Biopirataria da Amazônia

Mariane Cardoso, Ana Luiza Nobre e David Sperling

Reino Unido

51°30'51" leste e 0°9'0" sul.

"A biopirataria é o modo atual de colonização." (Vandana Shiva)

Publicado em
24/10/2022

Atualizado em
24/10/2022

O nome do Brasil vincula-se ao seu primeiro recurso genético biopirateado: a madeira de cor avermelhada extraída das florestas nativas e embarcada às toneladas para a Europa, desde inícios dos século XVI. Sim, porque ao fim e ao cabo foram piratas, em naus do progresso, que arrancaram criminosamente do chão troncos de árvores, ouro, prata, frutos, sementes e conhecimentos tradicionais dos povos originários.
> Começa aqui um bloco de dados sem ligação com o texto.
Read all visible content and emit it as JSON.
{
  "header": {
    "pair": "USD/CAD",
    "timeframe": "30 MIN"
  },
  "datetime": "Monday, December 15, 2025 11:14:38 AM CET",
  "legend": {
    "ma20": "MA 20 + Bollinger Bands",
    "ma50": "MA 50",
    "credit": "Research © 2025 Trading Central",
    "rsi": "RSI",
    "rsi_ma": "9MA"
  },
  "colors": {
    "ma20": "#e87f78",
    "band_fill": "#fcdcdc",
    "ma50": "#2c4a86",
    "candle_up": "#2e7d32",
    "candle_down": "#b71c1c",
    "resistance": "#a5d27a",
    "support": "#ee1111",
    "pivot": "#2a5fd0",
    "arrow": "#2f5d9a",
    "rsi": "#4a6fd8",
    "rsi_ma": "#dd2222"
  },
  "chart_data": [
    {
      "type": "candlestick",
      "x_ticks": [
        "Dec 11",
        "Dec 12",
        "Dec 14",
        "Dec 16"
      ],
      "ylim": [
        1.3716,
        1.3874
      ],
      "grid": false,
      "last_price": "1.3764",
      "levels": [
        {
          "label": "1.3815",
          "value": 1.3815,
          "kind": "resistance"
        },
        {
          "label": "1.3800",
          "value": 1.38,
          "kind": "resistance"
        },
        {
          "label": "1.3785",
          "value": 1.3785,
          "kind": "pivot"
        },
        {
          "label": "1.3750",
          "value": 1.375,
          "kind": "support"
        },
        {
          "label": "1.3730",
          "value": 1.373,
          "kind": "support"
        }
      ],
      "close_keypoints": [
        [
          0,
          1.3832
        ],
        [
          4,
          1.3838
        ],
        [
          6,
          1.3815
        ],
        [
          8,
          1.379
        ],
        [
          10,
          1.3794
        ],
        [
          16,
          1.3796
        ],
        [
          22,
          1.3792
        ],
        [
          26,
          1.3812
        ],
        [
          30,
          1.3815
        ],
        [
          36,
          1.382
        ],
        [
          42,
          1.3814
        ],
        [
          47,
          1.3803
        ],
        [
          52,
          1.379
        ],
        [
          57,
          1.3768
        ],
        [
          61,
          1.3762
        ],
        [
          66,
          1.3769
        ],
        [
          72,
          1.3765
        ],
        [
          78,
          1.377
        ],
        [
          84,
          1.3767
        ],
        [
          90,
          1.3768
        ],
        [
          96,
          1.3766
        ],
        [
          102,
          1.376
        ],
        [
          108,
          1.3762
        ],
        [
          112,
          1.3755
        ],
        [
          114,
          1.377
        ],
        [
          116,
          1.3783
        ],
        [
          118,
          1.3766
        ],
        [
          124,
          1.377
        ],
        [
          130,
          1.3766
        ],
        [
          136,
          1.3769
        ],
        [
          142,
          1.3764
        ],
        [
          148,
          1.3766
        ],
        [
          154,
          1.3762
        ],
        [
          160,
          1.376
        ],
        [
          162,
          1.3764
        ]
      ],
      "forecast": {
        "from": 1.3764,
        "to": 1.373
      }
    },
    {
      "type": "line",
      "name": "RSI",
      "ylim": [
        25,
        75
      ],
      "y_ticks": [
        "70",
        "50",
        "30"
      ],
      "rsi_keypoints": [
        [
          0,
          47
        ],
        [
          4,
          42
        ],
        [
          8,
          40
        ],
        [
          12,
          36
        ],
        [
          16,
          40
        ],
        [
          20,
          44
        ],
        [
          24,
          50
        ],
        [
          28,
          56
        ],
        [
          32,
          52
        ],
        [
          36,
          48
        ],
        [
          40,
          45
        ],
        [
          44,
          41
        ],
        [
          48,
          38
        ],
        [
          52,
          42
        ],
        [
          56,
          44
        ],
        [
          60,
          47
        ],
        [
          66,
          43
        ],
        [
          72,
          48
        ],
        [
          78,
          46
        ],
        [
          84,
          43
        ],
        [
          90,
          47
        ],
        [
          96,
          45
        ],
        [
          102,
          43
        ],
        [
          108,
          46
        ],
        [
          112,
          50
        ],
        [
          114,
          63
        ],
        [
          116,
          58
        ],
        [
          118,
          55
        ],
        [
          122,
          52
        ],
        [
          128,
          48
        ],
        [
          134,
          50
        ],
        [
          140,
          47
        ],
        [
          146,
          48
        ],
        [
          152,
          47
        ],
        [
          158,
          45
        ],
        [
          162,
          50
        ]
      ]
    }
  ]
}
Locus de incomensurável diversidade, a floresta amazônica é cobiçada como uma reserva de recursos biológicos ainda hoje pouco explorados. Em 1541, a primeira expedição europeia a navegar pelos rios da Amazônia, comandada pelos exploradores espanhóis Francisco de Orellana e Gonzalo Pizarro, estava em busca do “país de la canela”. A pilhagem e apropriação desse valioso patrimônio genético e biológico, desde então, é uma constante. Um dos marcos da biopirataria mundial aconteceu em 1876, com o contrabando de 70 mil sementes de seringueira do Pará pelo inglês Henry Wickman, que implantou um sistema de cultivo na Malásia e pôs fim ao lucrativo ciclo da borracha na Amazônia brasileira.

Corsários contemporâneos estão mais interessados em patentes. Títulos de propriedades biotecnológicas outorgados pelo Estado que geram grandes lucros a seus detentores e nenhum retorno à floresta, às terras de onde saíram ou às comunidades onde o conhecimento se enraíza.
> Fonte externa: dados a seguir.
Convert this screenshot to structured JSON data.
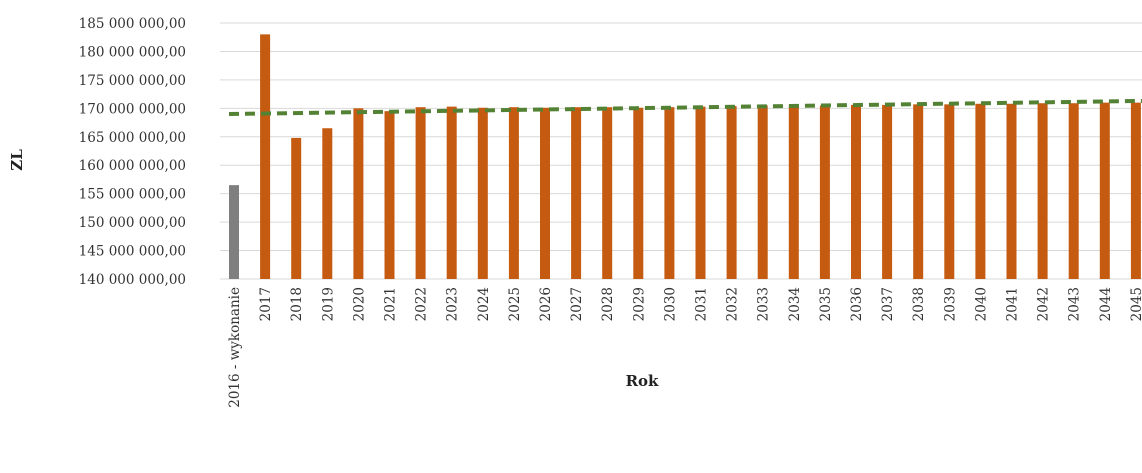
{
  "chart_data": {
    "type": "bar",
    "title": "",
    "xlabel": "Rok",
    "ylabel": "ZL",
    "ylim": [
      140000000,
      185000000
    ],
    "ytick_values": [
      140000000,
      145000000,
      150000000,
      155000000,
      160000000,
      165000000,
      170000000,
      175000000,
      180000000,
      185000000
    ],
    "ytick_labels": [
      "140 000 000,00",
      "145 000 000,00",
      "150 000 000,00",
      "155 000 000,00",
      "160 000 000,00",
      "165 000 000,00",
      "170 000 000,00",
      "175 000 000,00",
      "180 000 000,00",
      "185 000 000,00"
    ],
    "grid": true,
    "categories": [
      "2016 - wykonanie",
      "2017",
      "2018",
      "2019",
      "2020",
      "2021",
      "2022",
      "2023",
      "2024",
      "2025",
      "2026",
      "2027",
      "2028",
      "2029",
      "2030",
      "2031",
      "2032",
      "2033",
      "2034",
      "2035",
      "2036",
      "2037",
      "2038",
      "2039",
      "2040",
      "2041",
      "2042",
      "2043",
      "2044",
      "2045"
    ],
    "series": [
      {
        "type": "bar",
        "color": "#c55a11",
        "highlight": {
          "index": 0,
          "color": "#7f7f7f"
        },
        "values": [
          156500000,
          183000000,
          164800000,
          166500000,
          170000000,
          169500000,
          170200000,
          170300000,
          170100000,
          170200000,
          170100000,
          170200000,
          170200000,
          170100000,
          170200000,
          170300000,
          170400000,
          170500000,
          170500000,
          170500000,
          170600000,
          170600000,
          170700000,
          170700000,
          170800000,
          170800000,
          170900000,
          170900000,
          171000000,
          171000000
        ]
      },
      {
        "type": "trendline",
        "style": "dashed",
        "color": "#548235",
        "start": 169000000,
        "end": 171300000
      }
    ]
  }
}
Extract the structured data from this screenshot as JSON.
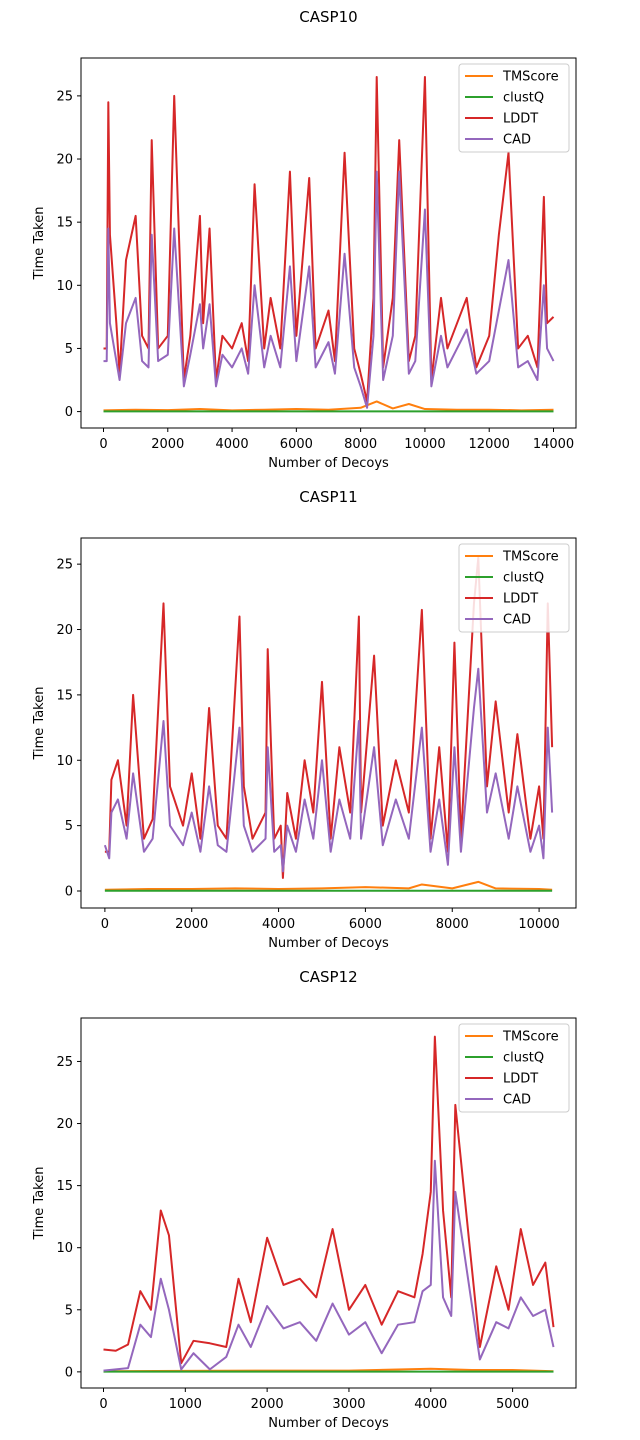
{
  "colors": {
    "TMScore": "#ff7f0e",
    "clustQ": "#2ca02c",
    "LDDT": "#d62728",
    "CAD": "#9467bd"
  },
  "chart_data": [
    {
      "type": "line",
      "title": "CASP10",
      "xlabel": "Number of Decoys",
      "ylabel": "Time Taken",
      "xlim": [
        -700,
        14700
      ],
      "ylim": [
        -1.3,
        28.0
      ],
      "xticks": [
        0,
        2000,
        4000,
        6000,
        8000,
        10000,
        12000,
        14000
      ],
      "xtick_labels": [
        "0",
        "2000",
        "4000",
        "6000",
        "8000",
        "10000",
        "12000",
        "14000"
      ],
      "yticks": [
        0,
        5,
        10,
        15,
        20,
        25
      ],
      "ytick_labels": [
        "0",
        "5",
        "10",
        "15",
        "20",
        "25"
      ],
      "legend": {
        "position": "top-right",
        "entries": [
          "TMScore",
          "clustQ",
          "LDDT",
          "CAD"
        ]
      },
      "series": [
        {
          "name": "TMScore",
          "x": [
            0,
            1000,
            2000,
            3000,
            4000,
            5000,
            6000,
            7000,
            8000,
            8500,
            9000,
            9500,
            10000,
            11000,
            12000,
            13000,
            14000
          ],
          "values": [
            0.1,
            0.15,
            0.12,
            0.2,
            0.1,
            0.15,
            0.2,
            0.15,
            0.3,
            0.8,
            0.25,
            0.6,
            0.2,
            0.15,
            0.15,
            0.1,
            0.15
          ]
        },
        {
          "name": "clustQ",
          "x": [
            0,
            14000
          ],
          "values": [
            0.02,
            0.02
          ]
        },
        {
          "name": "LDDT",
          "x": [
            0,
            100,
            150,
            200,
            400,
            500,
            700,
            1000,
            1200,
            1400,
            1500,
            1700,
            2000,
            2200,
            2500,
            2700,
            3000,
            3100,
            3300,
            3500,
            3700,
            4000,
            4300,
            4500,
            4700,
            5000,
            5200,
            5500,
            5800,
            6000,
            6400,
            6600,
            7000,
            7200,
            7500,
            7800,
            8000,
            8200,
            8400,
            8500,
            8700,
            9000,
            9200,
            9500,
            9700,
            10000,
            10200,
            10500,
            10700,
            11000,
            11300,
            11600,
            12000,
            12300,
            12600,
            12900,
            13200,
            13500,
            13700,
            13800,
            14000
          ],
          "values": [
            5,
            5,
            24.5,
            14,
            7,
            3,
            12,
            15.5,
            6,
            5,
            21.5,
            5,
            6,
            25,
            2.5,
            6,
            15.5,
            7,
            14.5,
            2.5,
            6,
            5,
            7,
            4,
            18,
            5,
            9,
            5,
            19,
            6,
            18.5,
            5,
            8,
            4,
            20.5,
            5,
            3,
            0.8,
            9,
            26.5,
            3.5,
            9,
            21.5,
            4,
            6,
            26.5,
            2.5,
            9,
            5,
            7,
            9,
            3.5,
            6,
            14,
            20.5,
            5,
            6,
            3.5,
            17,
            7,
            7.5
          ]
        },
        {
          "name": "CAD",
          "x": [
            0,
            100,
            150,
            200,
            400,
            500,
            700,
            1000,
            1200,
            1400,
            1500,
            1700,
            2000,
            2200,
            2500,
            2700,
            3000,
            3100,
            3300,
            3500,
            3700,
            4000,
            4300,
            4500,
            4700,
            5000,
            5200,
            5500,
            5800,
            6000,
            6400,
            6600,
            7000,
            7200,
            7500,
            7800,
            8000,
            8200,
            8400,
            8500,
            8700,
            9000,
            9200,
            9500,
            9700,
            10000,
            10200,
            10500,
            10700,
            11000,
            11300,
            11600,
            12000,
            12300,
            12600,
            12900,
            13200,
            13500,
            13700,
            13800,
            14000
          ],
          "values": [
            4,
            4,
            14.5,
            7,
            4,
            2.5,
            7,
            9,
            4,
            3.5,
            14,
            4,
            4.5,
            14.5,
            2,
            4.5,
            8.5,
            5,
            8.5,
            2,
            4.5,
            3.5,
            5,
            3,
            10,
            3.5,
            6,
            3.5,
            11.5,
            4,
            11.5,
            3.5,
            5.5,
            3,
            12.5,
            3.5,
            2,
            0.3,
            6,
            19,
            2.5,
            6,
            19,
            3,
            4,
            16,
            2,
            6,
            3.5,
            5,
            6.5,
            3,
            4,
            8,
            12,
            3.5,
            4,
            2.5,
            10,
            5,
            4
          ]
        }
      ]
    },
    {
      "type": "line",
      "title": "CASP11",
      "xlabel": "Number of Decoys",
      "ylabel": "Time Taken",
      "xlim": [
        -550,
        10850
      ],
      "ylim": [
        -1.3,
        27.0
      ],
      "xticks": [
        0,
        2000,
        4000,
        6000,
        8000,
        10000
      ],
      "xtick_labels": [
        "0",
        "2000",
        "4000",
        "6000",
        "8000",
        "10000"
      ],
      "yticks": [
        0,
        5,
        10,
        15,
        20,
        25
      ],
      "ytick_labels": [
        "0",
        "5",
        "10",
        "15",
        "20",
        "25"
      ],
      "legend": {
        "position": "top-right",
        "entries": [
          "TMScore",
          "clustQ",
          "LDDT",
          "CAD"
        ]
      },
      "series": [
        {
          "name": "TMScore",
          "x": [
            0,
            1000,
            2000,
            3000,
            4000,
            5000,
            6000,
            7000,
            7300,
            8000,
            8600,
            9000,
            10000,
            10300
          ],
          "values": [
            0.1,
            0.15,
            0.15,
            0.2,
            0.15,
            0.2,
            0.3,
            0.2,
            0.5,
            0.2,
            0.7,
            0.2,
            0.15,
            0.1
          ]
        },
        {
          "name": "clustQ",
          "x": [
            0,
            10300
          ],
          "values": [
            0.02,
            0.02
          ]
        },
        {
          "name": "LDDT",
          "x": [
            0,
            100,
            150,
            300,
            500,
            650,
            900,
            1100,
            1350,
            1500,
            1800,
            2000,
            2200,
            2400,
            2600,
            2800,
            3100,
            3200,
            3400,
            3700,
            3750,
            3900,
            4050,
            4100,
            4200,
            4400,
            4600,
            4800,
            5000,
            5200,
            5400,
            5650,
            5850,
            5900,
            6200,
            6400,
            6700,
            7000,
            7300,
            7500,
            7700,
            7900,
            8050,
            8200,
            8500,
            8600,
            8800,
            9000,
            9300,
            9500,
            9800,
            10000,
            10100,
            10200,
            10300
          ],
          "values": [
            3,
            3,
            8.5,
            10,
            5,
            15,
            4,
            5.5,
            22,
            8,
            5,
            9,
            4,
            14,
            5,
            4,
            21,
            8,
            4,
            6,
            18.5,
            4,
            5,
            1,
            7.5,
            4,
            10,
            6,
            16,
            4,
            11,
            6,
            21,
            6,
            18,
            5,
            10,
            6,
            21.5,
            4,
            11,
            3,
            19,
            4,
            22,
            25.5,
            8,
            14.5,
            6,
            12,
            4,
            8,
            4,
            22,
            11
          ]
        },
        {
          "name": "CAD",
          "x": [
            0,
            100,
            150,
            300,
            500,
            650,
            900,
            1100,
            1350,
            1500,
            1800,
            2000,
            2200,
            2400,
            2600,
            2800,
            3100,
            3200,
            3400,
            3700,
            3750,
            3900,
            4050,
            4100,
            4200,
            4400,
            4600,
            4800,
            5000,
            5200,
            5400,
            5650,
            5850,
            5900,
            6200,
            6400,
            6700,
            7000,
            7300,
            7500,
            7700,
            7900,
            8050,
            8200,
            8500,
            8600,
            8800,
            9000,
            9300,
            9500,
            9800,
            10000,
            10100,
            10200,
            10300
          ],
          "values": [
            3.5,
            2.5,
            6,
            7,
            4,
            9,
            3,
            4,
            13,
            5,
            3.5,
            6,
            3,
            8,
            3.5,
            3,
            12.5,
            5,
            3,
            4,
            11,
            3,
            3.5,
            1.5,
            5,
            3,
            7,
            4,
            10,
            3,
            7,
            4,
            13,
            4,
            11,
            3.5,
            7,
            4,
            12.5,
            3,
            7,
            2,
            11,
            3,
            14,
            17,
            6,
            9,
            4,
            8,
            3,
            5,
            2.5,
            12.5,
            6
          ]
        }
      ]
    },
    {
      "type": "line",
      "title": "CASP12",
      "xlabel": "Number of Decoys",
      "ylabel": "Time Taken",
      "xlim": [
        -275,
        5775
      ],
      "ylim": [
        -1.3,
        28.5
      ],
      "xticks": [
        0,
        1000,
        2000,
        3000,
        4000,
        5000
      ],
      "xtick_labels": [
        "0",
        "1000",
        "2000",
        "3000",
        "4000",
        "5000"
      ],
      "yticks": [
        0,
        5,
        10,
        15,
        20,
        25
      ],
      "ytick_labels": [
        "0",
        "5",
        "10",
        "15",
        "20",
        "25"
      ],
      "legend": {
        "position": "top-right",
        "entries": [
          "TMScore",
          "clustQ",
          "LDDT",
          "CAD"
        ]
      },
      "series": [
        {
          "name": "TMScore",
          "x": [
            0,
            1000,
            2000,
            3000,
            4000,
            4500,
            5000,
            5500
          ],
          "values": [
            0.05,
            0.08,
            0.1,
            0.1,
            0.25,
            0.15,
            0.15,
            0.05
          ]
        },
        {
          "name": "clustQ",
          "x": [
            0,
            5500
          ],
          "values": [
            0.02,
            0.02
          ]
        },
        {
          "name": "LDDT",
          "x": [
            0,
            150,
            300,
            450,
            580,
            700,
            800,
            950,
            1100,
            1300,
            1500,
            1650,
            1800,
            2000,
            2200,
            2400,
            2600,
            2800,
            3000,
            3200,
            3400,
            3600,
            3800,
            3900,
            4000,
            4050,
            4150,
            4250,
            4300,
            4600,
            4800,
            4950,
            5100,
            5250,
            5400,
            5500
          ],
          "values": [
            1.8,
            1.7,
            2.2,
            6.5,
            5,
            13,
            11,
            0.7,
            2.5,
            2.3,
            2,
            7.5,
            4,
            10.8,
            7,
            7.5,
            6,
            11.5,
            5,
            7,
            3.8,
            6.5,
            6,
            9.5,
            14.5,
            27,
            13,
            6,
            21.5,
            2,
            8.5,
            5,
            11.5,
            7,
            8.8,
            3.6
          ]
        },
        {
          "name": "CAD",
          "x": [
            0,
            150,
            300,
            450,
            580,
            700,
            800,
            950,
            1100,
            1300,
            1500,
            1650,
            1800,
            2000,
            2200,
            2400,
            2600,
            2800,
            3000,
            3200,
            3400,
            3600,
            3800,
            3900,
            4000,
            4050,
            4150,
            4250,
            4300,
            4600,
            4800,
            4950,
            5100,
            5250,
            5400,
            5500
          ],
          "values": [
            0.1,
            0.2,
            0.3,
            3.8,
            2.8,
            7.5,
            5,
            0.2,
            1.5,
            0.2,
            1.2,
            3.8,
            2,
            5.3,
            3.5,
            4,
            2.5,
            5.5,
            3,
            4,
            1.5,
            3.8,
            4,
            6.5,
            7,
            17,
            6,
            4.5,
            14.5,
            1,
            4,
            3.5,
            6,
            4.5,
            5,
            2
          ]
        }
      ]
    }
  ]
}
Todos os anos, indústrias farmacêuticas, cosméticas e alimentícias multinacionais disputam o controle exclusivo de riquezas vitais que brotam do chão da Amazônia. Em 2001, a japonesa Asahi Foods Corporations, por exemplo, patenteou um método de extração do óleo da semente de cupuaçu para a produção do cupulate, além da própria marca “cupuaçu”. A inglesa The Body Shop International patenteou o uso do mesmo extrato para a produção de cosméticos, enquanto a francesa Yves Rocher registrou a patente de uma composição farmacosmética à base de andiroba. A alemã Açaí GMBH, por sua vez, registrou o nome “açaí” como marca na União Europeia. 

Se é biopirataria ou biogrilagem, a questão está em contrariar as práticas de apropriação, patenteamento e monopolização, por multinacionais visando lucro econômico, de plantas, frutas, sementes e substâncias que envolvem saberes e conhecimentos conservados há séculos por comunidades locais.

Ou a pilhagem genética, biológica e cognitiva do Brasil não é um continuum que se reapresenta em larga escala nessas práticas contemporâneas?

Produto de beleza feito de cupuaçu brasileiro à venda em loja internacional.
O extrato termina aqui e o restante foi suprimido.